A computationally efficient method for synthesizing interaural time delay (ITD) cues is provided. This method allows the implementation of a time-varying ITD with no audible artifacts and without using costly fractional delay filter techniques. A computationally efficient ITD implementation is obtained by recognizing that:
(1) The simulation of a static arbitrary direction will be satisfactory even if the ITD value is rounded to the nearest integer number of samples, provided that the sample rate be sufficiently high. At a sample rate of 48 kHz, for instance, a difference of 0.5 sample on the ITD (the worst-case rounding error) corresponds approximately to an azimuth difference of 1.5 degrees, which is considered imperceptible.
(2) When the position of the virtual source needs to be updated, spectral inaccuracies occurring during the transition to a new position will not be noticeable if this transition is of short enough duration. Therefore, the transition can be implemented by simple cross-fading between two delay taps or by a time-varying delay implementation using first order linear interpolation.
Conventional technology would also incur significant additional processing cost per source due to costly fractional delay filter techniques, i.e., fractional delay implementation using FIR interpolator or variable all-pass filter).
In practice, it is simpler to introduce the ITD on the contra-lateral path only, leaving the ipsi-lateral path un-delayed. Individual adaptation of the ITD according to the morphology of the listener may be achieved approximately by adjusting the value of the spherical head radius r in Equation (8) or via a more elaborate model.

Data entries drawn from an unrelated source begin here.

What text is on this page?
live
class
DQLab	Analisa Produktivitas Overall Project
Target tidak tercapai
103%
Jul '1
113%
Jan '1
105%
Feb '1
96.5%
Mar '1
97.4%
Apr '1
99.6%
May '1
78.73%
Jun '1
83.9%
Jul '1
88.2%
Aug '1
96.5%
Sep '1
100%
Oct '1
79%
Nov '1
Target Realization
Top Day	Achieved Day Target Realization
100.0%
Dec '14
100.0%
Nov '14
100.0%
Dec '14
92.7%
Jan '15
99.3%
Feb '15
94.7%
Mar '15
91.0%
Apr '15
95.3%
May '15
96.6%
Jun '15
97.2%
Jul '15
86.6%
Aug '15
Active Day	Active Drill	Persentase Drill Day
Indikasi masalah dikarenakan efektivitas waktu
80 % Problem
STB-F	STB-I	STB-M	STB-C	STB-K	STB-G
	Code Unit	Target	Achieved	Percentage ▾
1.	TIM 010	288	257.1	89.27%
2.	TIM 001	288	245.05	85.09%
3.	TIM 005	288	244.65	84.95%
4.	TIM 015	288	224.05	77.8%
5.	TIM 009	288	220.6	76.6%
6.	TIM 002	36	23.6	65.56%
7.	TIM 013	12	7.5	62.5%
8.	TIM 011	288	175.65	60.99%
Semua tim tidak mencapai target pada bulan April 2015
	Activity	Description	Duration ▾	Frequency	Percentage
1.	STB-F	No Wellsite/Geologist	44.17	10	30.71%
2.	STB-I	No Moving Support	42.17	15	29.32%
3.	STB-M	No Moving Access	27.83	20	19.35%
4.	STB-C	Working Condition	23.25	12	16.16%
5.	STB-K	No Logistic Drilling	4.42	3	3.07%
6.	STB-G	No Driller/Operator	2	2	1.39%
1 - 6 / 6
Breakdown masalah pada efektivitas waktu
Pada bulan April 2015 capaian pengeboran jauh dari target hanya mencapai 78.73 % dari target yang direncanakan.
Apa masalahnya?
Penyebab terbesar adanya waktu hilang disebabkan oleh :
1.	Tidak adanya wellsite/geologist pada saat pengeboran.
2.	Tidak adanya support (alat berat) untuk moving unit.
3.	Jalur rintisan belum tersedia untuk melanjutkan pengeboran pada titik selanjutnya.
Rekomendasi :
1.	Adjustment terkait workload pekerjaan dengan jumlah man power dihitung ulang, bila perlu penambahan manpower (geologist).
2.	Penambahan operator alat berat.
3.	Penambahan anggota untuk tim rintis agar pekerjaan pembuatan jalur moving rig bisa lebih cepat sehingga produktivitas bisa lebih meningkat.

Although the foregoing invention has been described in some detail for purposes of clarity of understanding, it will be apparent that certain changes and modifications may be practiced within the scope of the appended claims. Accordingly, the present embodiments are to be considered as illustrative and not restrictive, and the invention is not to be limited to the details given herein, but may be modified within the scope and equivalents of the appended claims.